Lean manufacturing: Gallus Smart Production Concept
Lean manufacturing with Six Sigma and pit stop strategies is becoming increasingly important in the label industry, as in many others. Although high printing quality remains critical, there is now also a greater emphasis on production efficiency as a means of ensuring perfect job processing without sacrificing profit margins, which are coming under growing pressure.
Regardless of the printing method used, optimum printing quality is a must – and at the lowest possible cost. Regrettably, the full potential of flexographic printing is, in many cases, yet to be realised, even though many print shops could unlock massive potential for improving printing quality simply by implementing a few appropriate measures. Thanks to advances in press engineering and improvements in the quality of all auxiliary printing equipment and materials such as inks, anilox rollers, adhesive tape, printing plates and substrates, flexographic printers can now meet the very highest quality requirements – something that not all that long ago would have only been possible for offset and rotogravure printers.

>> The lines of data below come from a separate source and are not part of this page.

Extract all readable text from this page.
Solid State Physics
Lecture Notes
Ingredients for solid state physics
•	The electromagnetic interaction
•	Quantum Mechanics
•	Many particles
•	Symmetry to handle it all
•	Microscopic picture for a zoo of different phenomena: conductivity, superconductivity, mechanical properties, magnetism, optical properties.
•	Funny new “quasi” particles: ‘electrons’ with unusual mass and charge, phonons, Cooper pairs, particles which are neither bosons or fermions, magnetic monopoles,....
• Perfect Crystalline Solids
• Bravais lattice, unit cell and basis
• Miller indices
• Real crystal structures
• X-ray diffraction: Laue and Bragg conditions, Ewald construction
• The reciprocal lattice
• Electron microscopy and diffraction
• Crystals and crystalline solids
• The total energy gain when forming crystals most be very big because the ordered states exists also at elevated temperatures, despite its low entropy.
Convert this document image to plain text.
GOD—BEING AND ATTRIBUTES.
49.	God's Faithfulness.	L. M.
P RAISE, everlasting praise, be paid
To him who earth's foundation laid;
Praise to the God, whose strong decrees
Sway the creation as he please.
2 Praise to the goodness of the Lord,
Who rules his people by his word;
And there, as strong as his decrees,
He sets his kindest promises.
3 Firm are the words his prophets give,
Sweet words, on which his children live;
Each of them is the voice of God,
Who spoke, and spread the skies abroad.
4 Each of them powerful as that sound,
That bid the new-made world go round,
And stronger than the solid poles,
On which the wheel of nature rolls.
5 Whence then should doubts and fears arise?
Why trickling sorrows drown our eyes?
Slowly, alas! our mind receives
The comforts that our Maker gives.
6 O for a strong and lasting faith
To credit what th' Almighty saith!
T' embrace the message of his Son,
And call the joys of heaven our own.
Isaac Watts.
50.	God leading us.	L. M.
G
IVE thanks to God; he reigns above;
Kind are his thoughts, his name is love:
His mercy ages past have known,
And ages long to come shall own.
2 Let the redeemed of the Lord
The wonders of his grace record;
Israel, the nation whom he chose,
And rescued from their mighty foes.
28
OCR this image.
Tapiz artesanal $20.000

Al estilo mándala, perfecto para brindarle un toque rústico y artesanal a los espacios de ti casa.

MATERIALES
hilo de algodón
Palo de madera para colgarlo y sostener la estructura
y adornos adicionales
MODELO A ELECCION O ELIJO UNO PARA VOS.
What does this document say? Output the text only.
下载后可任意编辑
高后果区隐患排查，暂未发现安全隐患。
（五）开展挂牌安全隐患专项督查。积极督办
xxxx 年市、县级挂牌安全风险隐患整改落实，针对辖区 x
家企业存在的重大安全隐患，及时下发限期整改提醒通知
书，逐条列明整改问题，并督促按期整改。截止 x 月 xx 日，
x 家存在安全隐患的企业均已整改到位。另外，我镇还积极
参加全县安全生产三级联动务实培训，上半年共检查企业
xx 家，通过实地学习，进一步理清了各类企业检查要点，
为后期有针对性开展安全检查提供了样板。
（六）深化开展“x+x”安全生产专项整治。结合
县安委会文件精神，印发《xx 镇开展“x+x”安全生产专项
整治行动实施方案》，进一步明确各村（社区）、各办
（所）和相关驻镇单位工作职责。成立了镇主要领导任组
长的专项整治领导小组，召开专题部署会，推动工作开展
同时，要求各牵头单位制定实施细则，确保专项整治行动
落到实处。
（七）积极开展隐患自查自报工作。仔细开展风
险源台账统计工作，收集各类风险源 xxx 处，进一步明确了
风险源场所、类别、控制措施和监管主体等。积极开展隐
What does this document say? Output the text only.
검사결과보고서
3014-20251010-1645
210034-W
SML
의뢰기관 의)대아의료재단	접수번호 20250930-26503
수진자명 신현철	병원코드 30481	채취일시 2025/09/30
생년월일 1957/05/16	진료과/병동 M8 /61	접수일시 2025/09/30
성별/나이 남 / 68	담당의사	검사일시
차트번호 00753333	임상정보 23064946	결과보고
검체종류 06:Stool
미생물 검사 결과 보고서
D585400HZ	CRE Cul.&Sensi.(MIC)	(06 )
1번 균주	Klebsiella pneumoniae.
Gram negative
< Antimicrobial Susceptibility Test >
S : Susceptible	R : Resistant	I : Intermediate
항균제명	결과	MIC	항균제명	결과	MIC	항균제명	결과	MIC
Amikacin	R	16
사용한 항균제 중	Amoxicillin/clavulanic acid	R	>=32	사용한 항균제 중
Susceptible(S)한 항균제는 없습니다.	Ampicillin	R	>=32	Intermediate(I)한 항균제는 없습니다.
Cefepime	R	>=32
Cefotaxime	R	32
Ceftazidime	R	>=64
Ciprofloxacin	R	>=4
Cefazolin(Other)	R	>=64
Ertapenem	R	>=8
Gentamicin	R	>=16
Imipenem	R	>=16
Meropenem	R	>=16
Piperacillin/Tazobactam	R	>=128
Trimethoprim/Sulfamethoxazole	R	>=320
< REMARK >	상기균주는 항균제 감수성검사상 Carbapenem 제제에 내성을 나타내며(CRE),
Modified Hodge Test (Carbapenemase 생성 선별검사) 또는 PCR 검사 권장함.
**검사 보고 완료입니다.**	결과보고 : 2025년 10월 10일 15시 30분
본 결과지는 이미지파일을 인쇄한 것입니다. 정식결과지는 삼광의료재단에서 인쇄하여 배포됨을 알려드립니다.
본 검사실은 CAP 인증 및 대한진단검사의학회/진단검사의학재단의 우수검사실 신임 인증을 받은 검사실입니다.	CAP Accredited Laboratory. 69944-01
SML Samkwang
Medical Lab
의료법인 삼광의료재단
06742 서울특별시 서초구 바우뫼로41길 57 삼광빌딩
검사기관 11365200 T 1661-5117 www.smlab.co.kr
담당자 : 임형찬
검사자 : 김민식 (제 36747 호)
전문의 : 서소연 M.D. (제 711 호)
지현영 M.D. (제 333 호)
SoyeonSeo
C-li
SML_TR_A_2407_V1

Tools arranged according to format
This potential is not limited to printing quality, though. There is also scope for boosting production efficiency. Optimising production processes also cuts changeover times. Printing presses are an expensive investment and should therefore spend as much time as possible doing what they are intended to do, i.e. print. Setup times should be kept to a minimum. The same principles apply as in Formula 1 racing – a single second more or less at a pit stop can make the difference between winning and losing. Even if the race leader loses just two seconds during a pit stop, he will require an average of over three minutes on the track, driving flat out, to recoup this time. Changing jobs on a printing press is no different. Every minute lost has a negative impact on the end result.
The right auxiliary materials and equipment in the right place
Unlike in highly standardised printing processes – such as offset printing – there are no international standardisation guidelines available for flexographic printing. Despite this, efficiency in flexographic printing can be improved to a significant extent through correct handling and lean processes. The interplay between prepress and press and in particular between the equipment used (plates, plate substructures, anilox rollers, etc.) has a decisive impact on the result.
Gallus Smart Production Concept
Process standardisation with the Gallus Smart Production Concept can eliminate problems from the outset. This does require a certain amount of discipline, but once the in-house processes have been defined, compliance and implementation are easy. Analysing production and the associated processes highlights the possible potential. The focus must be on evaluating printing quality, studying production sequences and examining the production environment.
- Printing quality: Print results are analysed in detail for print errors and overall quality is rated. Consistency must also be ensured, i.e. the analysis examines how consistent the print quality remains over prolonged production periods and whether there is any room for improvement.
- Production sequences: The flow of information and materials in the production scenario is analysed and examined for any inefficiencies. The job changeover system also needs to be scrutinised. For example, simply analysing the routes walked by printing personnel can yield important results. In simple terms, this means working out the distance the printer walks each day away from the press. This clearly shows just how well the printer is “supported” at the press or whether he himself is responsible for procuring all the necessary printing items. Further decisive factors in the production workflow include the setup time required prior to the start of printing and the level of waste involved, which are both directly related to the degree of optimisation.
- Production environment: The production and press environment must be examined to ensure an optimum flow of materials. The work area on and around the press must be conducive to efficient working practices and the working environment around the press must be equipped with the necessary printing accessories to ensure minimum setup times.
Based on years of experience in performing print trainings worldwide and in the collaboration with the most successful labelprinters Gallus has identified the importance of lean manufacturing at an early stage. By assessing the process efficiency of the whole production environment with an expertise Gallus provides customers the best advice.
Anilox rollers arranged according to pick-up volume
Gallus has developed expertise in identifying potential for improvement and devising appropriate solutions. Proposals are prepared based on interviews and observations and their subsequent presentation enables Gallus to prepare a customer-specific concept for boosting efficiency. The main aim of the Gallus Smart Production Concept is to cut job changeover times by as much as possible. This area offers enormous potential for savings. As the example from Formula 1 racing shows, even a small reduction in average setup times of around five minutes per job frees up enough capacity to handle several hundred more jobs each year. This in turn enables print shops to cut the time required for return on investment by up to two years.
Gallus has been performing such analyses for several years and the successes achieved prove that the approach of process standardisation with the Gallus Smart Production Concept is spot on. The Gallus service team has now been strengthened to satisfy the rising demand. Thanks to a unit created specifically for this task, Gallus can scrutinise its customers' label production processes and make the most of the available potential for improvement.